Sunday, May 12, 2024

Ghost in the Shell

Today I watched small pieces of both Mission Impossible: Ghost Protocol, and Ghost in the Shell. I was not really repulsed by either one right away. MI I dropped after I started it from the beginning and watched the opening jail break scene. It felt very callous to me. I don't know why I had to watch three inmates beat up a guard, much less the ensuing chaos. But at least the middle of it was exciting.

Ghost in the Shell immediately brought back memories from my teenage years. I think what it made me feel back then was a sort of goal, an aspiration to be like the Major. She wakes up in a dark appartment in a futuristic world, and we conclude very early on that she has no friends outside of work, is financially stable, and does work that suits her. It so happens that she risks her life regularly, too.
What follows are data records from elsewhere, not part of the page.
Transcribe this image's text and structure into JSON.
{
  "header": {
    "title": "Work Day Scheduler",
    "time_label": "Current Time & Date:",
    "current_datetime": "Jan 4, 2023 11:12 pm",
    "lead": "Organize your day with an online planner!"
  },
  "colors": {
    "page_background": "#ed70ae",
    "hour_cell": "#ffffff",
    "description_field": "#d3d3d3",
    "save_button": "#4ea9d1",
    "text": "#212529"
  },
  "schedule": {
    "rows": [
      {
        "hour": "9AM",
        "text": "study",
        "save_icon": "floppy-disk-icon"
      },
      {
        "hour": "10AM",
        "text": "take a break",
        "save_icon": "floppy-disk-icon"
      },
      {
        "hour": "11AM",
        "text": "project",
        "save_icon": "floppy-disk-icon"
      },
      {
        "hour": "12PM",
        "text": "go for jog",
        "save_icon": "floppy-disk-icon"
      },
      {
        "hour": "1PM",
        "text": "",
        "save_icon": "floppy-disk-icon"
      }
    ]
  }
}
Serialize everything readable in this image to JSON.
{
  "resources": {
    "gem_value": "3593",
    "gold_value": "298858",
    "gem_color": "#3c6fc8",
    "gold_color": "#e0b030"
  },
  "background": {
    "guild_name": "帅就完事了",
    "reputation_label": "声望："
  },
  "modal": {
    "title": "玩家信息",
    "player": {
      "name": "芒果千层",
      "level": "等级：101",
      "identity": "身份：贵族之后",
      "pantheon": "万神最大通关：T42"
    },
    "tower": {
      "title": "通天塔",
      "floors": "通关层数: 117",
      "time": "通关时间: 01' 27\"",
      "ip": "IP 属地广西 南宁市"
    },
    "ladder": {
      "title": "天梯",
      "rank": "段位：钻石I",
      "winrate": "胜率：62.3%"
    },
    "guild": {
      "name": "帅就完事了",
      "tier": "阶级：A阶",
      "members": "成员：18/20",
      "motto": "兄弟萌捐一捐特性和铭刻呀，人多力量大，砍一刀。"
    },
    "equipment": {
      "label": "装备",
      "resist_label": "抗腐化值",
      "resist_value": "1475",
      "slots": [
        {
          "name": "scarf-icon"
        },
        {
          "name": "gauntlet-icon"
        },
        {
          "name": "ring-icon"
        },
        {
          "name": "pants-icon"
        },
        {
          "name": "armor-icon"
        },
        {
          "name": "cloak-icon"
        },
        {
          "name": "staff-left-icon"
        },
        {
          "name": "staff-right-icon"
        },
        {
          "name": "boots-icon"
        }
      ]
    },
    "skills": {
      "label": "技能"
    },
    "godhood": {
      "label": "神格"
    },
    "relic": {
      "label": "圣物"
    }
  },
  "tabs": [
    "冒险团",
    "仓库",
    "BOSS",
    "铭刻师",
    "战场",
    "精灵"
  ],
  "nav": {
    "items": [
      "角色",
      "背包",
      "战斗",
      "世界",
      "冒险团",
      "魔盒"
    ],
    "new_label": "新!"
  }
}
I prefer the Ghost in the Shell plot because I too want to be able to say, whether I have friends or not, that I am living my life the way one is supposed to, by all other measurements. In MI, we never get much of a look into Ethan Hunt's personal life and the setting is not science fiction (which usually makes us feel more alone, in either the vastness of space or anonymization of technology). Ethan is just effective. In one of the other MI movies we see that he struggles to maintain a relationship with his girlfriend because he doesn't tell her about his life with IMF. But the mood of the film is decidedly more cheerful than that of Ghost in the Shell. Even though he and the Major have very similar job descriptions.

Ghost in the Shell communicates to me that friendship is optional. But the truth is indispensable. For the Major, the security of Japan is the highest calling. With some juggling, one can speculate that while not all of us work in the army, we are all still responsible for being just as courageous as the Major is, when it comes to being honest with our family, coworkers, and whatever friends we may have. When it comes to falling into formation and moving as a nation.

However, the gloominess of the Major's life is supposed to be temporary. No one actually wants to be risking so much on a regular basis, and no one actually wants to be without friends. Sure, we can say that Ghost in the Shell in an analogy for the storm or dark forrest that awaits us as we pass through adulthood. But we are meant to emerge from that once and for all.

I do not believe that we relieve the elderly of responsibility for protecting our nation just because the age of 65 sounds "about right." I think we do it because we make the educated assumption that the elderly have already taken a side in the war against ignorance and wrongdoing, and have already paid the price for whatever stand they took. And so extracting more performance out of them is deemed redundant and inappropriate.

So it's hard to me to feel like Ghost in the Shell still speaks to me.